According to Woods, what drove him to win 14 Major championships was not Jack Nickaus’ record of 18 Majors – although that has been a common belief in golf since a teenage Tiger was filmed reading a book in his bedroom and the camera picked up a poster containing the Golden Bear’s Major tally.

Woods insists it was not the total Major victories, but rather the age Nicklaus achieved certain milestones.

“OK, here’s the major misconception that people have all gotten wrong,” Woods said.

“It’s what was posted on my wall, about Jack’s records. It was not the majors, OK … There was one on there. It was the first time he broke 40, the first time he broke 80, the first golf tournament he ever won, first time he ever won the state amateur, first time he won the US Amateur, and the first time he won the US Open. That was it. That was the list. It was all age-related. To me, that was important. This guy’s the best out there and the best of all time. If I can beat each age that he did it, then I have a chance at being the best.”

While we’re on that interview published in TIME last week, one Aussie got a huge rap from Tiger – 1991 British Open champion and golf commentator Ian Baker-Finch.

Woods claimed Baker-Finch was the only media representative who leaves the commentary booth to study golf courses and take to the players.

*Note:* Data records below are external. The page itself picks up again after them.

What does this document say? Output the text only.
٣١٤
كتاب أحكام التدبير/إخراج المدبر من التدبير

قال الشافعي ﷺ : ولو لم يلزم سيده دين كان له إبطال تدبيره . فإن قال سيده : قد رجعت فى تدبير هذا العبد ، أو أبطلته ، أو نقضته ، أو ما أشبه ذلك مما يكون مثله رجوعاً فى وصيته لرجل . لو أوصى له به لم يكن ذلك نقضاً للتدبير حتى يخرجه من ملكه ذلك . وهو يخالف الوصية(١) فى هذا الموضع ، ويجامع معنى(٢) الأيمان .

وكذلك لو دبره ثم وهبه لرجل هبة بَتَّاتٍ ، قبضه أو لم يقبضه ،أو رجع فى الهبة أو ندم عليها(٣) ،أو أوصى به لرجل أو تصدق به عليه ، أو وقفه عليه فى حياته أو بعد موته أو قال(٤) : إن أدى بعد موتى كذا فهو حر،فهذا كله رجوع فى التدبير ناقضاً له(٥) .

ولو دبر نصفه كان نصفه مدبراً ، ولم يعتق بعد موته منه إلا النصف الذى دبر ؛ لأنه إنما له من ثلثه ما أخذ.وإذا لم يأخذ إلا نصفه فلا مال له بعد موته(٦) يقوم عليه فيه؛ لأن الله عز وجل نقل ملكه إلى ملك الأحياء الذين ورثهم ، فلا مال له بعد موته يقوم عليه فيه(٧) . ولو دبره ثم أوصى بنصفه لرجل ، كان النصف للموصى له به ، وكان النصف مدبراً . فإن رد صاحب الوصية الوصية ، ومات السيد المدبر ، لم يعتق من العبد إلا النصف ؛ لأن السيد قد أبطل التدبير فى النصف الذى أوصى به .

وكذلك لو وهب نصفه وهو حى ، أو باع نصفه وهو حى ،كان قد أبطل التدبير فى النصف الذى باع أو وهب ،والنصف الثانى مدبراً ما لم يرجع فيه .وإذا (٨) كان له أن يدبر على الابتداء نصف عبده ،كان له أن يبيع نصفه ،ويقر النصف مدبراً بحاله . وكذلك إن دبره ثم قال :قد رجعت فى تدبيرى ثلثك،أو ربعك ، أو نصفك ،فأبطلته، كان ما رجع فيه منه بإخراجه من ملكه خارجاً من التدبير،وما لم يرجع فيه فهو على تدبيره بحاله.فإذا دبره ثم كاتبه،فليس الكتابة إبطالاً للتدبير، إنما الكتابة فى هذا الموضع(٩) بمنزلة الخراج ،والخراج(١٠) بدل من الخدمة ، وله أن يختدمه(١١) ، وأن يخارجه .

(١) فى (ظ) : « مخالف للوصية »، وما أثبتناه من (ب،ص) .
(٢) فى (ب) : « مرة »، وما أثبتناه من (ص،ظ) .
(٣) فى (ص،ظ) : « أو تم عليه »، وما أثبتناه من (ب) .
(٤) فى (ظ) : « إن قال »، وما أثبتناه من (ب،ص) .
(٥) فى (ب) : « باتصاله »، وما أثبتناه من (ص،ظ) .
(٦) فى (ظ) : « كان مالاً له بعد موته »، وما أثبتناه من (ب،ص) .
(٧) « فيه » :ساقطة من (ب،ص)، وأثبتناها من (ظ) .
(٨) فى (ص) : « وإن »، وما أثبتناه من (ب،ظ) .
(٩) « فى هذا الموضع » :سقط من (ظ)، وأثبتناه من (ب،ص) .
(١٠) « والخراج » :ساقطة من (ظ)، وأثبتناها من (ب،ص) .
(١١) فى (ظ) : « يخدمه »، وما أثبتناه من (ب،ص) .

“There’s no accountability in what they say. And what they say, it’s like it’s gospel, there’s no source behind it. Nothing like, yeah, I talked to X number of players, I talked to this player, this player, this player. It’s none of that. It’s just, some of the announcers, they don’t even go on the golf course. And they look at a pin sheet from the booth, but they’ve never surveyed the golf course, even though the television coverage doesn’t come on until the afternoon. You have all that time to go walk the golf course, to see some of the early rounds, see what guys are doing, how they’re hitting it, how’s the course playing, is the wind coming up? All those different things that you could do. The only one who does that is Finchy [golf broadcaster and former US PGA Tour pro Ian Baker-Finch].”